HC Deb 26 June 1905 vol 148 cc93-4
GENERAL LAURIE (Pembroke and Haverfordwest)

I beg to ask the Secretary of State for the Home Department if he will take steps, by legislation or otherwise, to secure that the police shall institute the prosecutions in all cases against motor-car drivers who may contravene the law, and to secure that a person, who may be injured or run over by a motor-car need not apply personally to a magistrate for a summons.

MR. AKERS-DOUGLAS

A summons calling on any one to answer a criminal charge is issued in pursuance of an information laid by someone who is personally cognisant of the facts alleged to constitute the offence charged.
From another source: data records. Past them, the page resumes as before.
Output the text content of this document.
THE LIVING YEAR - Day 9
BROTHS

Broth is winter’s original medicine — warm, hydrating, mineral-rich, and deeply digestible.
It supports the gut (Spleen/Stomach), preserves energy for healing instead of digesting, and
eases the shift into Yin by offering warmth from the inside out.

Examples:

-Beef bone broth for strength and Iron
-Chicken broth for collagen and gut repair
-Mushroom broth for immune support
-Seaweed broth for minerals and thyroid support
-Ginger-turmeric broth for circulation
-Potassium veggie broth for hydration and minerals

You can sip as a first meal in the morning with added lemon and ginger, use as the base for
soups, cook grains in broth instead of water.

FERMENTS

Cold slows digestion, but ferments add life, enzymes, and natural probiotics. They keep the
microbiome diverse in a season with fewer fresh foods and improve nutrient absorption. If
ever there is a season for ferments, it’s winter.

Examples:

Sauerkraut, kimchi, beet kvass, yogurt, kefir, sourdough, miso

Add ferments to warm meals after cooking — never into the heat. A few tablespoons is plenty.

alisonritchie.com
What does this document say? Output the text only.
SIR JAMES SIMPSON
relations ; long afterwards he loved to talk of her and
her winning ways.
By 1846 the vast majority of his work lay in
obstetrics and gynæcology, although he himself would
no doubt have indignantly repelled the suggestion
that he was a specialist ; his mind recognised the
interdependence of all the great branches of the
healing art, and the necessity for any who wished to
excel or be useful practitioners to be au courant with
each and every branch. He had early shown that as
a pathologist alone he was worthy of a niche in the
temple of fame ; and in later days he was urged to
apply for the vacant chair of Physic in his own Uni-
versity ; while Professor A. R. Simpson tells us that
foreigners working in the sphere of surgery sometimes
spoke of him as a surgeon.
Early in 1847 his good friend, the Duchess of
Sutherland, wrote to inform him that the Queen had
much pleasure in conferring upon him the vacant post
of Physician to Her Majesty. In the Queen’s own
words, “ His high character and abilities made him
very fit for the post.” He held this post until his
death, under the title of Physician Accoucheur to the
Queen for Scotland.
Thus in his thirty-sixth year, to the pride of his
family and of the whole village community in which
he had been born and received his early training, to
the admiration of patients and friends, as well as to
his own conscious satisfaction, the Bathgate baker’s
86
I see no season for making an exception to the general law with regard to charges against motor-car drivers; nor can I issue instructions to the police to prosecute in every case of an alleged offence brought to their notice. It is their duty to enforce the law, but the question of the cases in which it is proper for them to prosecute must be left to their discretion.

GENERAL LAURIE

How are proceedings to be initiated against motor drivers who break the law, and who is to do it?

MR. AKERS-DOUGLAS

The person who sees the offence committed. The police will use their best efforts when their attention is called to a case. There is no holding back on the part of the police.

GENERAL LAURIE

If the attention of the police is called to a case, have they authority to act, and will they do so?

MR. AKERS-DOUGLAS

Certainly they will act; but, as I have said, the question whether they will prosecute must be left to their discretion.